Listeriosis is a bacterium that is commonly found in meat and poultry as it maneuvers through the processing plant. While it does not commonly create health complications in humans, it can adversely affect those individuals with compromised immune systems, women who are pregnant, young children and even the elderly. For this reason, many processing plants are now looking for ways in which to reduce the risk for listeriosis in meats and poultry.
In an effort to control public health, the FDA has approved the use of cocktail virus that contain bacteriophage. Bacteriophage are specific virus that are designed to eat specific forms of bacterium. Without affecting human cells and meat products, the spray-on use of this new FDA approved virus destroys bacterium that would otherwise place humans at risk.
Without the use of the bacteria eating virus, individuals who are exposed to listeriosis are subjected to a variety of potential health complications. Fever, muscle aches, nausea, vomiting, diarrhea, headache, muscle stiffness and symptoms generally associated with the flu are quite common. For pregnant women, there is a risk for stillborn fetus and in the elderly and very young children, death may occur.

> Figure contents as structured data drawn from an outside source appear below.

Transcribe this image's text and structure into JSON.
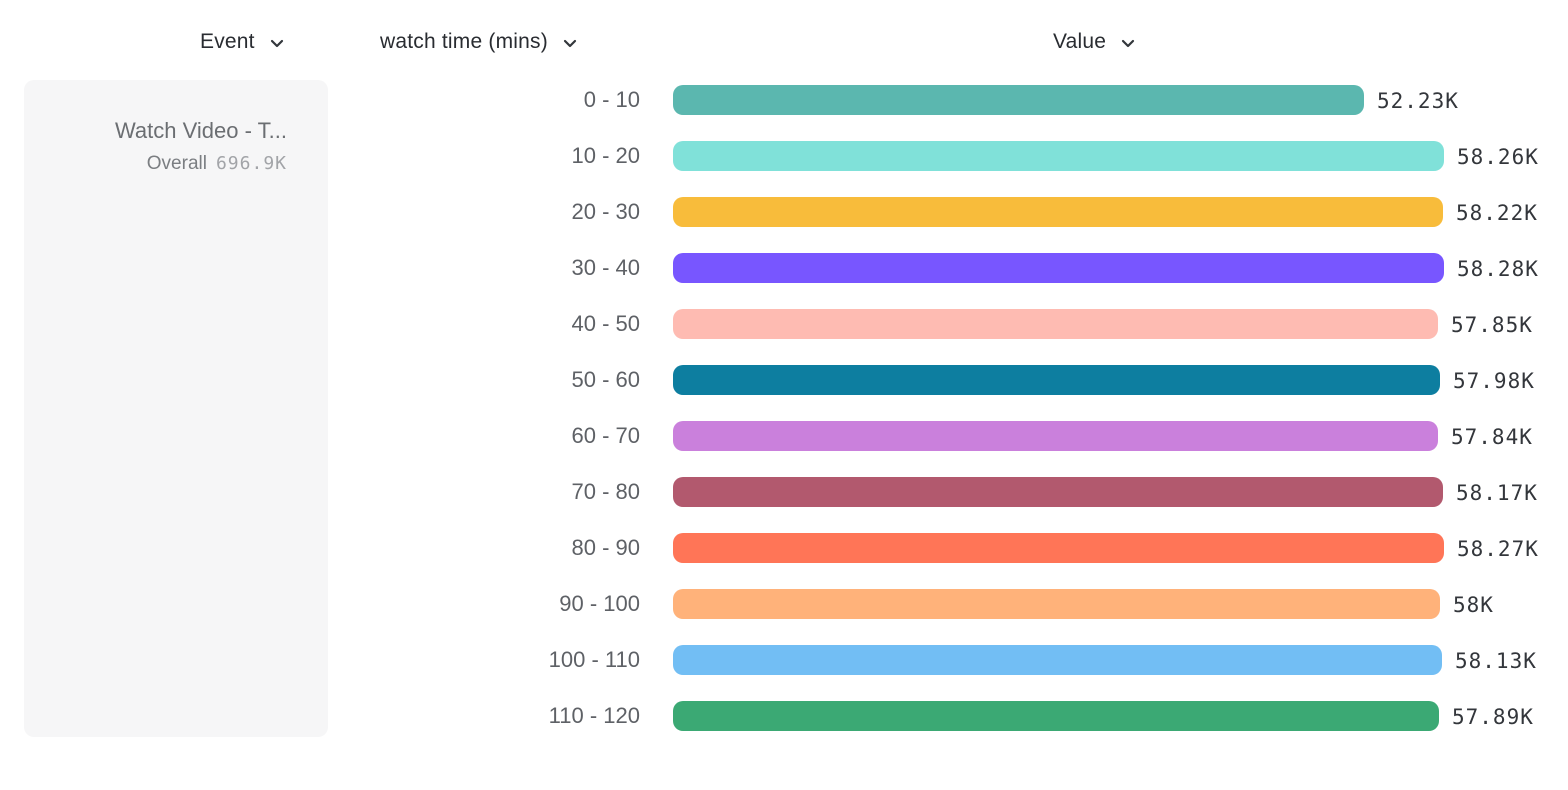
{
  "header": {
    "event": {
      "label": "Event"
    },
    "breakdown": {
      "label": "watch time (mins)"
    },
    "value": {
      "label": "Value"
    }
  },
  "event_card": {
    "title": "Watch Video - T...",
    "overall_label": "Overall",
    "overall_value": "696.9K"
  },
  "icons": {
    "chevron_down": "chevron-down"
  },
  "chart_data": {
    "type": "bar",
    "orientation": "horizontal",
    "title": "",
    "xlabel": "Value",
    "ylabel": "watch time (mins)",
    "xlim": [
      0,
      58280
    ],
    "grid": false,
    "legend": "none",
    "categories": [
      "0 - 10",
      "10 - 20",
      "20 - 30",
      "30 - 40",
      "40 - 50",
      "50 - 60",
      "60 - 70",
      "70 - 80",
      "80 - 90",
      "90 - 100",
      "100 - 110",
      "110 - 120"
    ],
    "values": [
      52230,
      58260,
      58220,
      58280,
      57850,
      57980,
      57840,
      58170,
      58270,
      58000,
      58130,
      57890
    ],
    "value_labels": [
      "52.23K",
      "58.26K",
      "58.22K",
      "58.28K",
      "57.85K",
      "57.98K",
      "57.84K",
      "58.17K",
      "58.27K",
      "58K",
      "58.13K",
      "57.89K"
    ],
    "colors": [
      "#5BB7AF",
      "#80E1D9",
      "#F8BC3B",
      "#7856FF",
      "#FEBBB2",
      "#0D7EA0",
      "#CA80DC",
      "#B2596E",
      "#FF7557",
      "#FFB27A",
      "#72BEF4",
      "#3BA974"
    ]
  }
}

The meat and poultry at greatest risk for listeriosis infection are those that are pre-cooked and packaged as a ready-to-eat product. While cooking the products should result in destruction of any bacterial risk, there is still a risk for re-infection in some meat processing plants. While uncooked meats are also a risk, if cooked appropriately in your home, you reduce the risk for listeriosis infection.

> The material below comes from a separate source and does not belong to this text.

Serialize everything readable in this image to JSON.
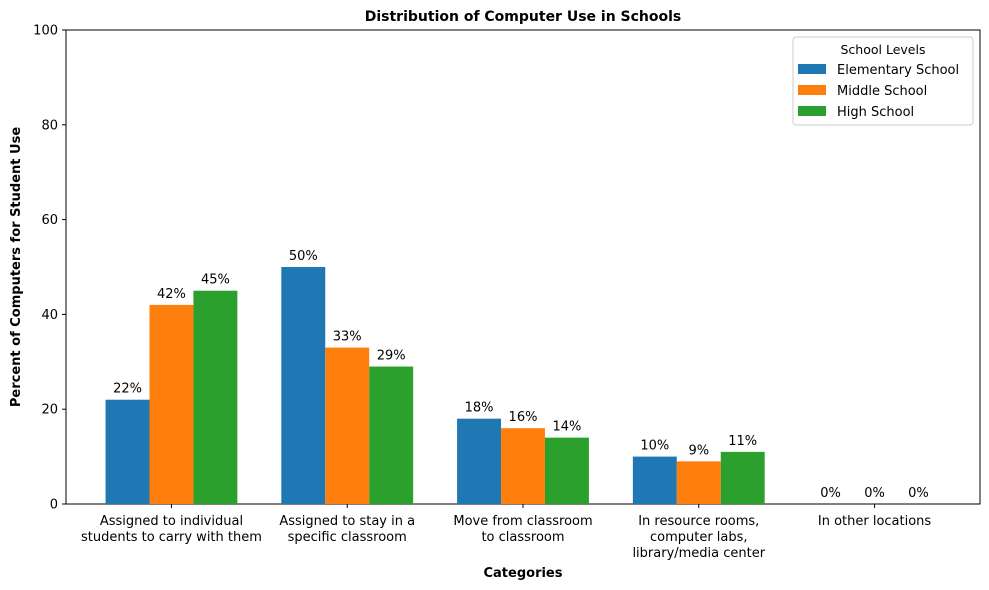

For many American consumers, the news of a bacteria eating virus used in food products came as a surprise with some consumers increasingly concerned about the ready-to-eat products used in their diet. As a way in which to prevent further infection, the bacteriophage are built into a safe spray that is used in pre-cooked meats, providing protection against a public health complication involving listeriosis. When concerned about your meat purchases, if the risk of listeriosis is of concern, consider cooking all meats in your home before consumption, even those that are labeled ready-to-eat.